Jewish students reported being subject to verbal abuse and property destruction, including several cases of tire slashing.

After Hamas’s massacre across southern Israel on Oct. 7, the university’s Students for Justice in Palestine (SJP) chapter cheered the deaths of Jews, and one of its sympathizers on campus called for a murder of a Jewish AEPi member, imploring someone to “go kill him.”

In 2022, a caravan of SJP members drove to AEPi’s house, shouting antisemitic slurs and spitting in the direction of fraternity members.

Rutgers Hillel was a sharp critic of the administration’s alleged failures, noting at one point that it could not bring itself to include antisemitism in a symposium on ethnic and racial hatred that was held in 2021.

“Jews don’t count,” Rutgers Hillel said, adding, “This repeated erasure of Jewish concerns and identity is painful and bewildering to every member of the Rutgers Jewish community.”

The non-Jewish community rated Holloway poorly too. In 2023, he lost a no confidence vote, 89-47, following a faculty strike, fraught contract negotiations, and the firing of the chancellor of the university’s Newark campus, according to a 2023 report in the Philadelphia Inquirer.
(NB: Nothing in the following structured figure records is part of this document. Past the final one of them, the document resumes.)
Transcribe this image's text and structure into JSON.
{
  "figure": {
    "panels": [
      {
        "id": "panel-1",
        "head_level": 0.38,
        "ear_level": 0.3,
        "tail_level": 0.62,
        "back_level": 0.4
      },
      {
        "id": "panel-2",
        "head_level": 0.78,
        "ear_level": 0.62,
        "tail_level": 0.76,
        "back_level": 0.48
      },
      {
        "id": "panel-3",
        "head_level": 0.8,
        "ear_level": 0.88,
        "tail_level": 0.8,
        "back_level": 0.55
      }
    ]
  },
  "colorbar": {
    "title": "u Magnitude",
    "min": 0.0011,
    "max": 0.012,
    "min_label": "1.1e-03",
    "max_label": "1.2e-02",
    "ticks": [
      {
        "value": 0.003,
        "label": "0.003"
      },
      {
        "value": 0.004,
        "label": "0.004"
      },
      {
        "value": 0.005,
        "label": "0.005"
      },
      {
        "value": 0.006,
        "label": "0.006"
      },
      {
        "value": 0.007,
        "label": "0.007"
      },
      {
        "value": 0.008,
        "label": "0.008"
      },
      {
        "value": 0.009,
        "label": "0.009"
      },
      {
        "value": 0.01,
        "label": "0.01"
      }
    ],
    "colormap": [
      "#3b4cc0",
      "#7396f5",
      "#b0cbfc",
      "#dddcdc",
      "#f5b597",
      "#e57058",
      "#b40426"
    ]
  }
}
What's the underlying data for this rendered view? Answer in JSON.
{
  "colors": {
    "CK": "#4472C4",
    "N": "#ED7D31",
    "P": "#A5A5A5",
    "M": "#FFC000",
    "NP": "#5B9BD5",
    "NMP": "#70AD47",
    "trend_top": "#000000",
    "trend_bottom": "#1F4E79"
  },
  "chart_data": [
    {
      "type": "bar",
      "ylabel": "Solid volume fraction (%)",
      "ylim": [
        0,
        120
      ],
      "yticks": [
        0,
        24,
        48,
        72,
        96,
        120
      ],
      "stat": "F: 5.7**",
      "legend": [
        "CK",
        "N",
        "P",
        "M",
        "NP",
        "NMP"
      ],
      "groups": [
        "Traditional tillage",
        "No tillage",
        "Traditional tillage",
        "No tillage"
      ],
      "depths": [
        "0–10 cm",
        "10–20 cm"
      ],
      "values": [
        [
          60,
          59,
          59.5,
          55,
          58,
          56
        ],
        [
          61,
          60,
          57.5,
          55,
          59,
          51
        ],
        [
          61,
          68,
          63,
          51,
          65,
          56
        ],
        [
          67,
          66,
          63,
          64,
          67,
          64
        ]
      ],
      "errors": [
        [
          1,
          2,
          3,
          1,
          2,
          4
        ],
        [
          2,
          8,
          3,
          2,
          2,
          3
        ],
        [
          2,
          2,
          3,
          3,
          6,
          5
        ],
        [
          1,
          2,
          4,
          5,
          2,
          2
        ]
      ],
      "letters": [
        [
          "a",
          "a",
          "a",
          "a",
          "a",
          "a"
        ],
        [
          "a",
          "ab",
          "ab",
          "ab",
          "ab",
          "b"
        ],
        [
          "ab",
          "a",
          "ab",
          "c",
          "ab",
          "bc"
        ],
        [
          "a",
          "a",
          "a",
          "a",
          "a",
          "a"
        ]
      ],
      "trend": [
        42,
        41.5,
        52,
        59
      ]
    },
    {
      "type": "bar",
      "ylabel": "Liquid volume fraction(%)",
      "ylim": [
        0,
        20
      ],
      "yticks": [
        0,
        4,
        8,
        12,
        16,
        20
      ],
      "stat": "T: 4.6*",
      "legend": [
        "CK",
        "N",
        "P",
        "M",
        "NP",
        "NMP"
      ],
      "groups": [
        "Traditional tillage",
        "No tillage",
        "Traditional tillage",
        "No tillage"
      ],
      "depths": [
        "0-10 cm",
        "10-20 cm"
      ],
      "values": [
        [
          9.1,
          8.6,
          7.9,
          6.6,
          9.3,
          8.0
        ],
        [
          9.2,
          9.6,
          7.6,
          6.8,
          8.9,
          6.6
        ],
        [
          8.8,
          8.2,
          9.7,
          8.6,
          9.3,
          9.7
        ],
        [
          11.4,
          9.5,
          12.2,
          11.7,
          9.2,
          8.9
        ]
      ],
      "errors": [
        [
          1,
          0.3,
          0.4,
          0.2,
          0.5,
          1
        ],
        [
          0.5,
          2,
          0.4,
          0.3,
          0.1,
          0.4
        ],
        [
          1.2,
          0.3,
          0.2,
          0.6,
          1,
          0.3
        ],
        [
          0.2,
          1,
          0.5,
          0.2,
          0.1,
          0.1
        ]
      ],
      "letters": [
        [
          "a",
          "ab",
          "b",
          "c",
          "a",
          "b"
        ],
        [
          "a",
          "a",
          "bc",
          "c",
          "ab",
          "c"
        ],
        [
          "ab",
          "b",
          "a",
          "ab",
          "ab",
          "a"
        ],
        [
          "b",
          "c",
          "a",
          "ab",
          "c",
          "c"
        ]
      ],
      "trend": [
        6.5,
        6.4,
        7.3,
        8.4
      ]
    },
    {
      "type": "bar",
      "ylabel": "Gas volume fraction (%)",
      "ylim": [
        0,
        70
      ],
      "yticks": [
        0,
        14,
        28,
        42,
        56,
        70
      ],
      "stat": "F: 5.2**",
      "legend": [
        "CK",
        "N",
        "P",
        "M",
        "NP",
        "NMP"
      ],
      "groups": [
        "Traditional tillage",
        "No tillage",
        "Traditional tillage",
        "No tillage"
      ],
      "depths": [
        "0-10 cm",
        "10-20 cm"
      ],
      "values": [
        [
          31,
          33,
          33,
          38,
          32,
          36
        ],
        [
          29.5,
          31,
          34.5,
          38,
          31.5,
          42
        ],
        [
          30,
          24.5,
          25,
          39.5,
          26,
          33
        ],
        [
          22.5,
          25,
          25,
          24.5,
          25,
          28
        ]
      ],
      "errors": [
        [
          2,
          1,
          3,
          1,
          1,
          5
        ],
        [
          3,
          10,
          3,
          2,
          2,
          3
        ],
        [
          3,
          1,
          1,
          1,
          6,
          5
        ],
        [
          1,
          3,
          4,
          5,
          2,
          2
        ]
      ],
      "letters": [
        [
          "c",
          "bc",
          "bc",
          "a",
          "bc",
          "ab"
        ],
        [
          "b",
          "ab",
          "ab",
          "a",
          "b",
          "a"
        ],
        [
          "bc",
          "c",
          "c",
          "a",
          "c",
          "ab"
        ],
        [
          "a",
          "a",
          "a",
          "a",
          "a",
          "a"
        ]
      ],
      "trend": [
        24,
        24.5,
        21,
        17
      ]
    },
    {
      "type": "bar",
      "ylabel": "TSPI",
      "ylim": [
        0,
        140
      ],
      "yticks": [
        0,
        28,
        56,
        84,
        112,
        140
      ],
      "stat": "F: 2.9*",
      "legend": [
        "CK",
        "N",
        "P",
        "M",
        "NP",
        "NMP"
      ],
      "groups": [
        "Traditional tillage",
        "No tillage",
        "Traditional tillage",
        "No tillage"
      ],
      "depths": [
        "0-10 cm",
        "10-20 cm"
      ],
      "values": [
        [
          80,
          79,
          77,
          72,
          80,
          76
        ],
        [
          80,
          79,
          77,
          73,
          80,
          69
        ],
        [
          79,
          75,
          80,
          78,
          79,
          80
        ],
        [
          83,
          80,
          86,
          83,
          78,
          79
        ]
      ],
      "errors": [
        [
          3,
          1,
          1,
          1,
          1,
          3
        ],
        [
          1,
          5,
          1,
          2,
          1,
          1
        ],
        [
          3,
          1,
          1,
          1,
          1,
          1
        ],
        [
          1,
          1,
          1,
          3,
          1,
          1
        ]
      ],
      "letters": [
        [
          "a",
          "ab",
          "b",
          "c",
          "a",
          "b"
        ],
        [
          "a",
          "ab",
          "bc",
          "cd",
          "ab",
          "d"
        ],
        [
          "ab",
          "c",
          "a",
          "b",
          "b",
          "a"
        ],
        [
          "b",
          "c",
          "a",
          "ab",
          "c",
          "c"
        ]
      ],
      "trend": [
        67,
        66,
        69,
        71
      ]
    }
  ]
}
Later, the Yale Daily News reported, Holloway was conspicuously absent at faculty senate meetings and, one professor said, responded to adversity by exuding the condescension of an Ivy League elitist.

“He has consistently shown contempt for and disdain for the people who do the work of the university,” Rutgers English professor Jim Brown told the Yale Daily News. “He has shown little interest in the working or learning conditions of students, staff, and faculty at all Rutgers campuses.”

Some believed Holloway was biding his time, waiting for the moment when Yale University, his alma mater, would anoint him as its first Black president.

Said an anonymous faculty member to the News, “I think he would see Yale as the pinnacle of his personal achievements. So yeah, I don’t think he wants to stick around at this public university any longer than he has to.”

Holloway was reportedly on the short list to replace Peter Salovey as president following Salovey’s retirement in 2024, but Yale chose someone else, Maurie McInnis, a week after Holloway botched an appearance at a US congressional hearing on campus antisemitism which could have raised confidence in his leadership skills and demonstrated his resolve to oppose political extremism and hate.

During the hearing, Holloway appeared to defend the pro-Hamas organizers of a “Gaza Solidarity Encampment,” comparing them to Dr. Martin Luther King Jr., who he said was unpopular in his time.

At one point, Holloway refused to answer whether he believes Israel is a “genocidal” country, agreeing only to say that Israel has a right to defend itself. Later, he stated that he does not believe that Israel is genocidal.

Responding to the announcement of his resignation, US Rep. Elise Stefanik (R-NY) said Holloway should not wait until summer to leave office.

“Jonathan Holloway must resign in disgrace immediately for allowing antisemitic mobs to repeatedly target and threaten the safety of Jewish students, surrendering to the pro-Hamas encampment on campus, and continuing to employ antisemitic and terror-supporting faculty and staff,” she said.

Holloway said on Tuesday that he has “plenty to do before I complete my term,” adding, “I remain focused on that work, especially that which is committed to the connections between Rutgers and civic preparedness and civil discourse. But whatever the topic, I remain steadfast in my belief that Rutgers is on the rise and is earning the respect it has long deserved. I look forward to seeing it flourish in the years ahead.”